A man who posted a "joke" message on Twitter threatening to blow an airport "sky high" has been warned by a court that he could be sent to prison.
Paul Chambers, 26, pleaded guilty at Doncaster magistrates' court yesterday to sending the "menacing" message about Robin Hood Airport, in Doncaster, South Yorkshire, on 6 January.
The case, which was first highlighted by The Independent, is thought to be the first time that a UK citizen has been arrested and charged for comments that they posted on Twitter.
Chambers, of Balby, Doncaster, posted the message on the micro-blogging site after snow forced the airport to close. He was due to fly out from the airport to Ireland more than a week later.
He was arrested on suspicion of communicating a bomb hoax and later charged with sending, by means of a public electronic communications network, a message that was grossly offensive or of an indecent, obscene or menacing character.

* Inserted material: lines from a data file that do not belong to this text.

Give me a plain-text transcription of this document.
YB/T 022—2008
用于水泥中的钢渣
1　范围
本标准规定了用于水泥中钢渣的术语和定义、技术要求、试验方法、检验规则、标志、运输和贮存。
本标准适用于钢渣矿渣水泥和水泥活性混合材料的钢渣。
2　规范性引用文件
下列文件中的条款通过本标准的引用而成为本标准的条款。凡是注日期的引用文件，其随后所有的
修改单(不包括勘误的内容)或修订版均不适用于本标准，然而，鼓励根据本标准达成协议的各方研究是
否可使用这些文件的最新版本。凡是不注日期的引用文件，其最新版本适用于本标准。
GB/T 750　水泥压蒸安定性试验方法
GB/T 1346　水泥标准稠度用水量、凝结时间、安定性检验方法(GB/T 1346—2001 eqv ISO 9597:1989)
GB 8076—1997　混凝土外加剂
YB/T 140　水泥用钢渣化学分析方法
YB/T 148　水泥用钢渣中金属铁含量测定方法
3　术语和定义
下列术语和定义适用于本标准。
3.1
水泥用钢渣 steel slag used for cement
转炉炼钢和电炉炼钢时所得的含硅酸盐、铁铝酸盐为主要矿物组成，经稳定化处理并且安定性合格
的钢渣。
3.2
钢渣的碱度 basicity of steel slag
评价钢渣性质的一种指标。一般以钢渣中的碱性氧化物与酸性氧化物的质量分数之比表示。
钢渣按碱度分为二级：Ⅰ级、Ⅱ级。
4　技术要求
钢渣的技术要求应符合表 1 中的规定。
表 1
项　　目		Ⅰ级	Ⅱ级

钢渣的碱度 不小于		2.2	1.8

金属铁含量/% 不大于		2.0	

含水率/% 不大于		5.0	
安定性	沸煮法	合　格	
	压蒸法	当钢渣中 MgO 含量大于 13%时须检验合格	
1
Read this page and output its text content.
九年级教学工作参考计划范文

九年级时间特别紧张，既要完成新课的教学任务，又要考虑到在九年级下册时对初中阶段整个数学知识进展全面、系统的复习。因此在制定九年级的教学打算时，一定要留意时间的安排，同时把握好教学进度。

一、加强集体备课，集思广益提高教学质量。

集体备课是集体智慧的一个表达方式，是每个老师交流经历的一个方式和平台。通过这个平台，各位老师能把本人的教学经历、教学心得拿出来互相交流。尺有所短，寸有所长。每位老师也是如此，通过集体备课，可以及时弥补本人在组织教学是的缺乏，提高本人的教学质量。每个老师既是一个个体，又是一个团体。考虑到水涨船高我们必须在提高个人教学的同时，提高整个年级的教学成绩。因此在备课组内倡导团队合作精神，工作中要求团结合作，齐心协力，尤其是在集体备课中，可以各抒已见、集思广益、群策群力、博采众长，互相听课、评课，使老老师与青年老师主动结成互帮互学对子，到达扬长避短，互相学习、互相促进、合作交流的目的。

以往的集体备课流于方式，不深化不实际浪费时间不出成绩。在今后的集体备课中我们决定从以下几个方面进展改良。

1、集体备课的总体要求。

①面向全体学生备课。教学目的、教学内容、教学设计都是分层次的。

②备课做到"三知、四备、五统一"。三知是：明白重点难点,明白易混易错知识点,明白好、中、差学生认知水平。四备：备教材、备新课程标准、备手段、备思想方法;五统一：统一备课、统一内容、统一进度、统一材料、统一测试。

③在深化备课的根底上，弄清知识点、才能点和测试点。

Yesterday, the court heard that the message read: "Crap! Robin Hood Airport is closed. You've got a week and a bit to get your shit together otherwise I'm blowing the airport sky high!"
Rob Desira, prosecuting, told the court: "The message was posted on the Twitter social networking site. He admitted posting the message into the public domain but never intended the message to be received by the airport or for them to take it seriously."
Mr Desira said the message was picked up by routine investigations but had no impact on the airport, other than the expense and time taken for the investigation to be carried out.
Adjourning the case, District Judge Jonathan Bennett told Chambers that all sentencing options, including custody, were open. He was granted unconditional bail to appear before the same court for sentencing on 12 March.
After his arrest, Chambers was suspended from work pending an internal investigation. Detectives also confiscated his iPhone, laptop and home computer.
He was not aware that he had committed a crime until 13 January, when police arrived at his office after apparently receiving a tip-off from a member of the public.
"My first thought upon hearing it was the police was that perhaps a member of my family had been in an accident," he told The Independent last month.